Leaders in some tourist destinations are trying to bridge the funding gap so more start-ups can flourish. That’s the case in Tampa, which has population of more than 377,000.

The University of South Florida won a U.S. Economic Development Administration grant in December 2016 to create an early stage seed fund for the Tampa Bay region. USF’s Innovation Enterprise, the economic and business development arm of the university, is creating a $5 million fund called Seed Tampa Bay, which will invest in high growth potential tech start-ups that span a range of sectors. The city is also home to investment firms such as New Angel Group, Arsenal Ventures and Osage University Partners.

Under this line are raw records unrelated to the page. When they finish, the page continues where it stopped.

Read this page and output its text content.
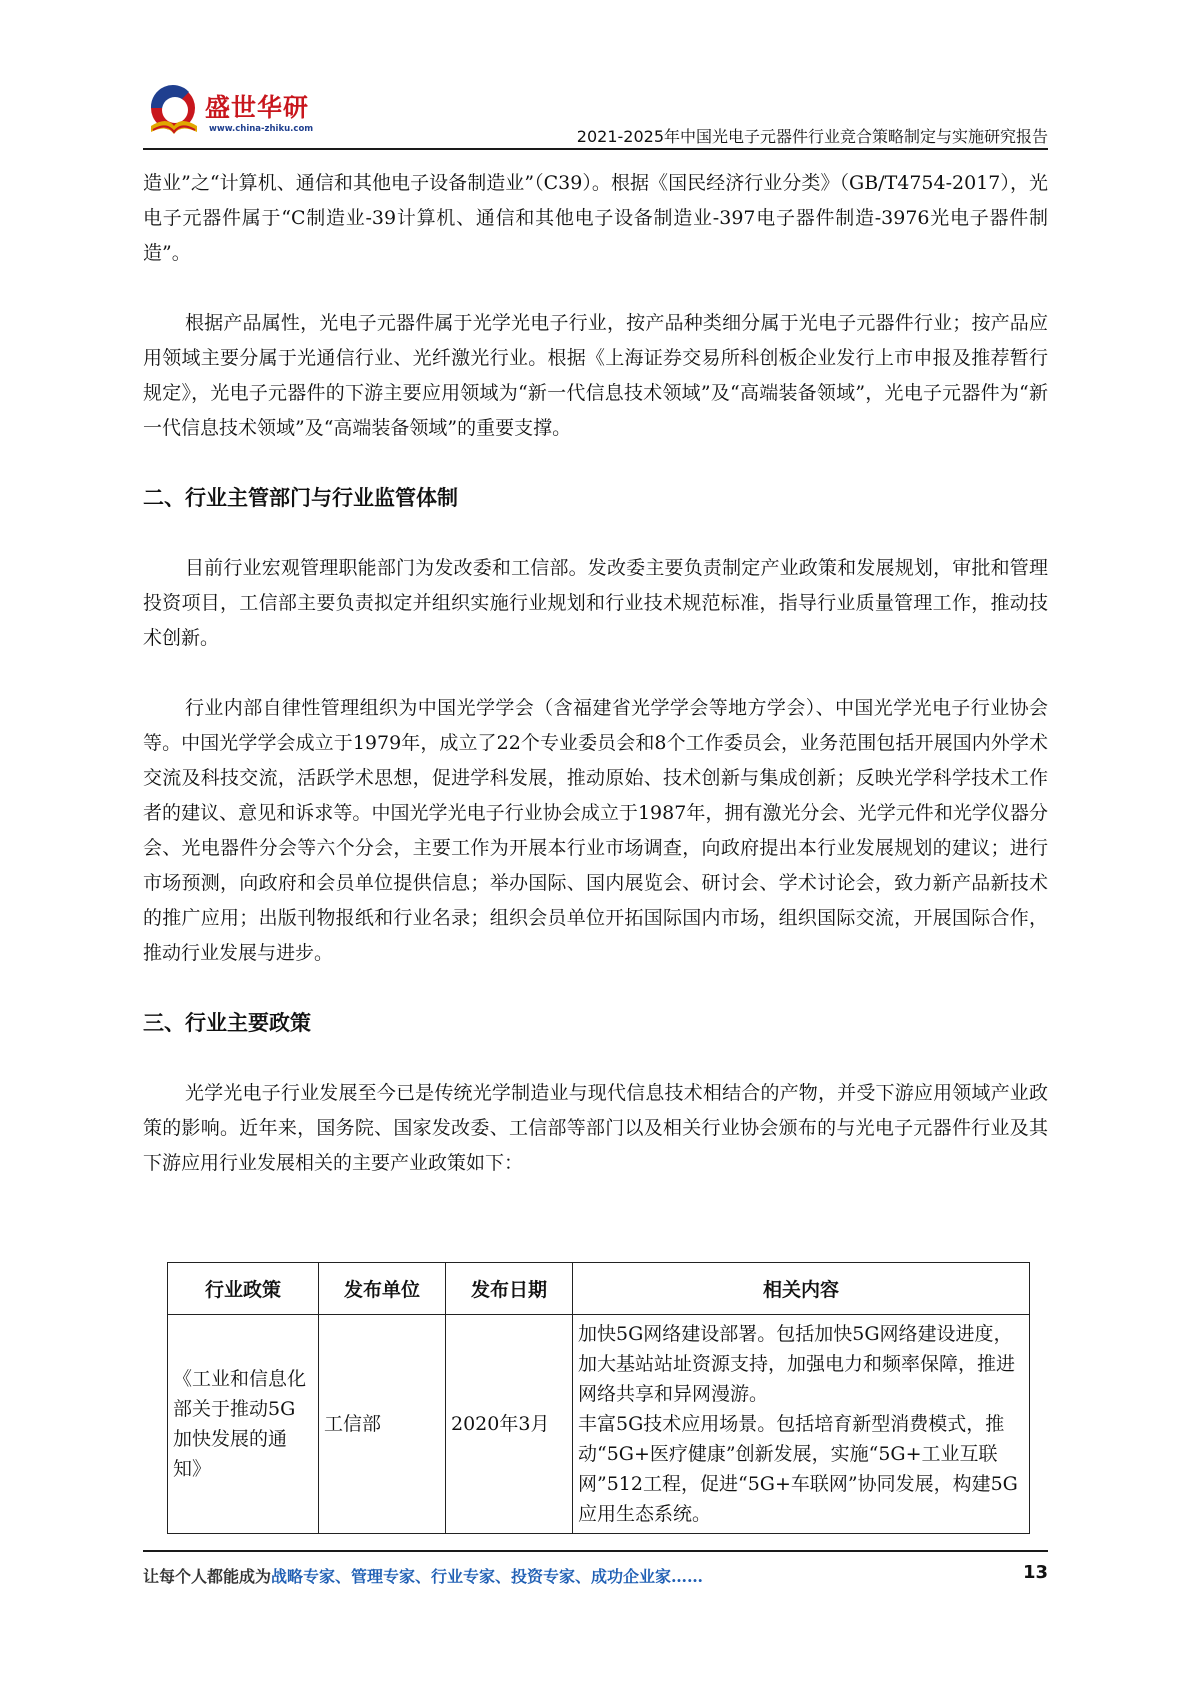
盛世华研
www.china-zhiku.com	2021-2025年中国光电子元器件行业竞合策略制定与实施研究报告

造业”之“计算机、通信和其他电子设备制造业”（C39）。根据《国民经济行业分类》（GB/T4754-2017），光电子元器件属于“C制造业-39计算机、通信和其他电子设备制造业-397电子器件制造-3976光电子器件制造”。

根据产品属性，光电子元器件属于光学光电子行业，按产品种类细分属于光电子元器件行业；按产品应用领域主要分属于光通信行业、光纤激光行业。根据《上海证券交易所科创板企业发行上市申报及推荐暂行规定》，光电子元器件的下游主要应用领域为“新一代信息技术领域”及“高端装备领域”，光电子元器件为“新一代信息技术领域”及“高端装备领域”的重要支撑。

二、行业主管部门与行业监管体制

目前行业宏观管理职能部门为发改委和工信部。发改委主要负责制定产业政策和发展规划，审批和管理投资项目，工信部主要负责拟定并组织实施行业规划和行业技术规范标准，指导行业质量管理工作，推动技术创新。

行业内部自律性管理组织为中国光学学会（含福建省光学学会等地方学会）、中国光学光电子行业协会等。中国光学学会成立于1979年，成立了22个专业委员会和8个工作委员会，业务范围包括开展国内外学术交流及科技交流，活跃学术思想，促进学科发展，推动原始、技术创新与集成创新；反映光学科学技术工作者的建议、意见和诉求等。中国光学光电子行业协会成立于1987年，拥有激光分会、光学元件和光学仪器分会、光电器件分会等六个分会，主要工作为开展本行业市场调查，向政府提出本行业发展规划的建议；进行市场预测，向政府和会员单位提供信息；举办国际、国内展览会、研讨会、学术讨论会，致力新产品新技术的推广应用；出版刊物报纸和行业名录；组织会员单位开拓国际国内市场，组织国际交流，开展国际合作，推动行业发展与进步。

三、行业主要政策

光学光电子行业发展至今已是传统光学制造业与现代信息技术相结合的产物，并受下游应用领域产业政策的影响。近年来，国务院、国家发改委、工信部等部门以及相关行业协会颁布的与光电子元器件行业及其下游应用行业发展相关的主要产业政策如下：

行业政策	发布单位	发布日期	相关内容
《工业和信息化部关于推动5G加快发展的通知》	工信部	2020年3月	加快5G网络建设部署。包括加快5G网络建设进度，加大基站站址资源支持，加强电力和频率保障，推进网络共享和异网漫游。
丰富5G技术应用场景。包括培育新型消费模式，推动“5G+医疗健康”创新发展，实施“5G+工业互联网”512工程，促进“5G+车联网”协同发展，构建5G应用生态系统。
让每个人都能成为战略专家、管理专家、行业专家、投资专家、成功企业家……	13
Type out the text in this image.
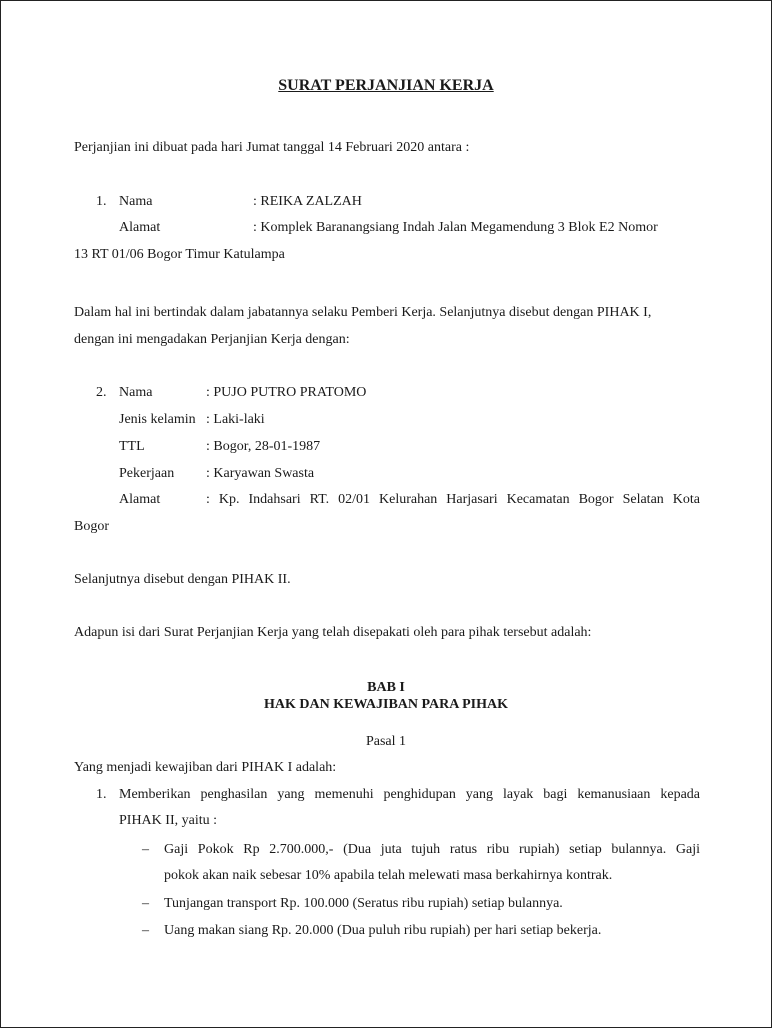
SURAT PERJANJIAN KERJA
Perjanjian ini dibuat pada hari Jumat tanggal 14 Februari 2020 antara :
1. Nama	: REIKA ZALZAH
Alamat	: Komplek Baranangsiang Indah Jalan Megamendung 3 Blok E2 Nomor
13 RT 01/06 Bogor Timur Katulampa
Dalam hal ini bertindak dalam jabatannya selaku Pemberi Kerja. Selanjutnya disebut dengan PIHAK I,
dengan ini mengadakan Perjanjian Kerja dengan:
2. Nama	: PUJO PUTRO PRATOMO
Jenis kelamin : Laki-laki
TTL	: Bogor, 28-01-1987
Pekerjaan : Karyawan Swasta
Alamat	: Kp. Indahsari RT. 02/01 Kelurahan Harjasari Kecamatan Bogor Selatan Kota
Bogor
Selanjutnya disebut dengan PIHAK II.
Adapun isi dari Surat Perjanjian Kerja yang telah disepakati oleh para pihak tersebut adalah:
BAB I
HAK DAN KEWAJIBAN PARA PIHAK
Pasal 1
Yang menjadi kewajiban dari PIHAK I adalah:
1. Memberikan penghasilan yang memenuhi penghidupan yang layak bagi kemanusiaan kepada
PIHAK II, yaitu :
– Gaji Pokok Rp 2.700.000,- (Dua juta tujuh ratus ribu rupiah) setiap bulannya. Gaji
pokok akan naik sebesar 10% apabila telah melewati masa berkahirnya kontrak.
– Tunjangan transport Rp. 100.000 (Seratus ribu rupiah) setiap bulannya.
– Uang makan siang Rp. 20.000 (Dua puluh ribu rupiah) per hari setiap bekerja.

To nurture deal flow, USF is also trying to encourage more students to bring their innovations to market by, for instance, training them to patent their ideas. “We ask students, faculty and staff to look at their research and see if it has a use in society,” says Paul Sanberg, USF senior vice president for research, innovation and economic development. The university has also made it easier for professors to form companies, revising tenure and promotion guidelines to support this.

One local success story is Molekule, which makes air filters for allergy sufferers. USF Engineering Professor Yogi Goswami patented the technology in 2006 and 2007 ago when he was at University of Florida but was able to license it later and in 2014 co-found his company, where his son Dilip is CEO. It now has 24 employees – four doing R&D in Tampa and 20 in San Francisco – and is still hiring. After raising some initial funding in Tampa, it just closed a $10 million Series A round of funding, led by Crosslink Capital in San Francisco.

“It’s not like there’s a shortage of money here,” says Goswami. “Some of the financial industry is in the Tampa Bay area, but they are not as used to tech start-ups as investors in Silicon Valley area.” Among his initial investors was a fund run by TiE Tampa, part of the global entrepreneurship organization The Indus Entrepreneurs.

But what tourist destinations lack in funding they sometimes make up for in quality of life. That factor has helped PikMyKid, a Tampa start-up that created a cloud-based technology to simplify carpool lines at schools. PikMyKid creates a geofence around a school, and when a parent with a registered phone comes within a certain distance of the building, the technology tells the school where the parent is in the carpool line. PikMyKid crossed the $1 million revenue mark the first six months of this year and has raised $2.2 million in funding from investors including Florida Funders, a Tampa-based investing network and online investing platform, and the Dreamit accelerator.

CEO and co-founder Saravana Pat Bhava finds recruiting is easy, and not just because of the abundance of college graduates in the area. Thanks to the local beach scene, he says, “even if someone is out of town, it’s not a hard sell to get someone to move to Tampa.”